Founder, Matt Piccone
I have always had a strong passion for rescuing and caring for animals in need of help. I had been working as a technician with a national cable company for almost ten years at the time PAWS was launched. Seven of those years I worked as a Signal Security Technician, of which our primary focus was to identify cable fraud and perform routine audits. I spent the first 4-5 months of each year working the entire inner city of Rochester, NY. I spent my days driving around, but mostly walking in and out of yards, alleys, etc. and I found myself having been exposed to countless situations of disturbing scenes. In my earlier years I struggled with trying to find any sort of assistance, when reporting these situations. My conscience could not allow me to just be numb to these scenarios and accept them as ‘normal.’
I frequently called out to various organizations, designed to protect the welfare of these animals, in order to obtain some sort of assistance. Often times, if anyone actually did respond, I was often told there’s nothing they could do, or they informed me they would pay a visit; however, when I would follow up myself, I would only see the dogs in the same extreme situation of distress. If local animal control did take any steps in removing the animals, I often was informed the animal had to be put down due to a failure when undergoing their so called ‘tests.’ I just couldn’t comprehend how I was often facing such cold and numb responses. I couldn’t handle how the animal welfare in our city was seemingly being ignored. This evident problem taking place right in our city was extremely disturbing, and I refused to quit pursuing a change. Initially, I decided I was going to start letting my persistent nature take over, in contacting local animal control, when I came across these situations, in order to ensure the safety of these animals was as important to them as it was to me. When I had to contact the local humane society and/or animal control, after so many attempts, I was finally put in touch with a former SPCA officer. He had the same mindset I did, and was impressed with my persistence on behalf of these animals. He informed me I was reporting legitimate and severe cases; from that point forward, my calls were taken consistently and officers were quick to follow up on my reports. I had become good friends with the officer through all of this, and I was able to rely on him directly. Often times, when seeing a stray animal, whether it appeared to be visibly abused or neglected or even when surrendered to me, I directly rescued many of these animals myself. After verifying they were not being pursued or claimed, I had taken it upon myself to adopt them or place them in good homes, as I knew they had a better chance than being surrendered. My family and friends, throughout the years, have given numerous dogs and some cats ‘forever’ homes and provided them with the much needed medical care, even necessary surgeries at times.
What finally triggered me to wake up and do what was so prominently evident was a scenario I encountered in early 2011. I rescued a female Pit Bull puppy who was on her own and looked as either she was badly beaten and/or thrown out of a car.
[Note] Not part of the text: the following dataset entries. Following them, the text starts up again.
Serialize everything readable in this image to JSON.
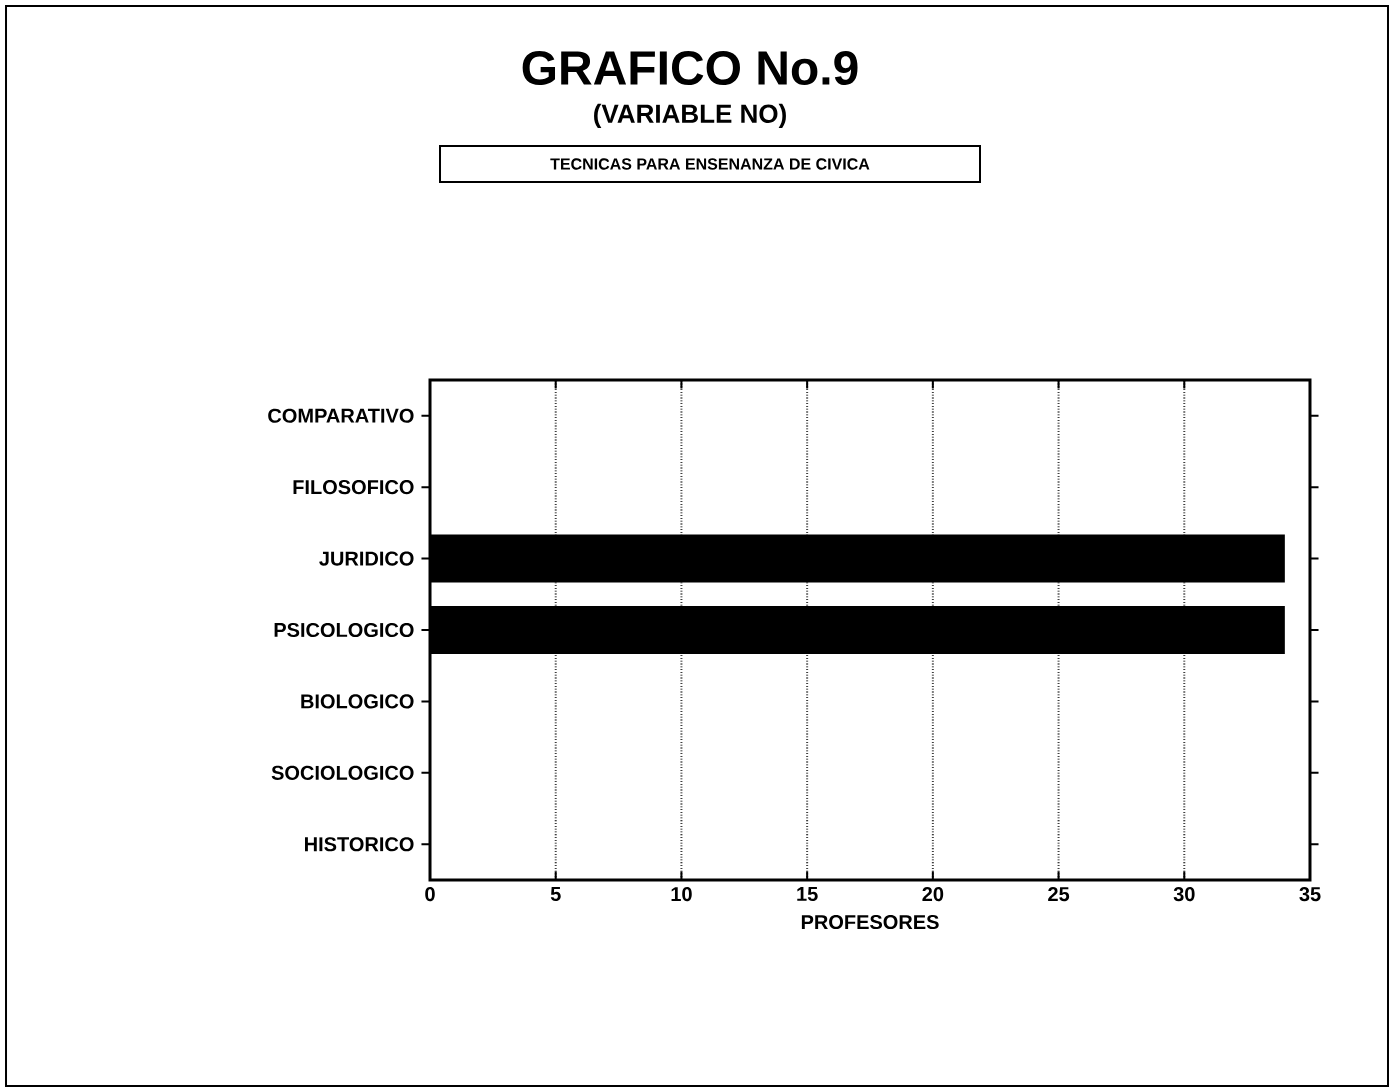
{
  "chart_data": {
    "type": "bar",
    "orientation": "horizontal",
    "title": "GRAFICO No.9",
    "subtitle": "(VARIABLE NO)",
    "annotations": [
      "TECNICAS PARA ENSENANZA DE CIVICA"
    ],
    "categories": [
      "COMPARATIVO",
      "FILOSOFICO",
      "JURIDICO",
      "PSICOLOGICO",
      "BIOLOGICO",
      "SOCIOLOGICO",
      "HISTORICO"
    ],
    "values": [
      0,
      0,
      34,
      34,
      0,
      0,
      0
    ],
    "color": "#000000",
    "xlabel": "PROFESORES",
    "xlim": [
      0,
      35
    ],
    "xticks": [
      0,
      5,
      10,
      15,
      20,
      25,
      30,
      35
    ],
    "grid": "x"
  }
}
She was in dire need of medical attention and rescuing. She was curled up under a utility pole in the city. When I approached her I realized she was extremely scared, more scared than any dog I had ever encountered, and she could not walk on her hind legs. She had some cuts on her head, and she was in bad shape. I immediately contacted a good friend of mine, who without hesitation said he would come get her and take her in. She was in really bad shape, and he paid for a major hip surgery, with procuring some funds from various rescue grants. That was the ‘last straw.’ I couldn’t no longer keep doing this. These types of scenarios and situations had happened way too often for me not to see the ‘writing on the wall,’ per se. This particular rescue just fueled the fire for me to forge ahead with my life-long desire to open up a non-profit animal welfare organization, particularly initiated in the city limits, where a presence is so desperately needed on behalf of these animals.
My wife and I had been saving in order to start a non-profit rescue organization, but immediately came to the realization, another rescue is not going to tackle the real issues at hand. This was especially evident in January of 2012, when I came across the idea to offer straw to some residents, where I noticed the shelter for their dogs was inadequate, at best. They were eager to take the straw, and even more grateful for the assistance. So while that was just an initial stepping stone, we had gotten quite a bit of positive response in regards to starting up PAWS (Providing Animal Welfare Services). I’ve came to realize even more how there are many people who actually want to help their animals, they just don’t know how to. We want to keep these dogs from being picked up or surrendered to local animal control. We want these residents to be not only assisted, but educated on how to properly care for thie pets, what is not only required, but what is the right thing to do on behalf of their animals.
So my wife, Laura, and I officially launched PAWS on February 20, 2012. It’s a strong passion we share and want to pass down to our children. There is a never ending reward you receive when you care for living creatures who so desperately rely on us for their well-being. We just couldn’t accept the fact changes were not being made. If you want a change, you have to go out and take the first step in initiating it. The future of our organization is uncertain, for the fact we don’t know how fast and how widespread the success stories will take place, but we do know there will be successes. Thank you for your support, and we look forward to transforming this community, and down the road, many more!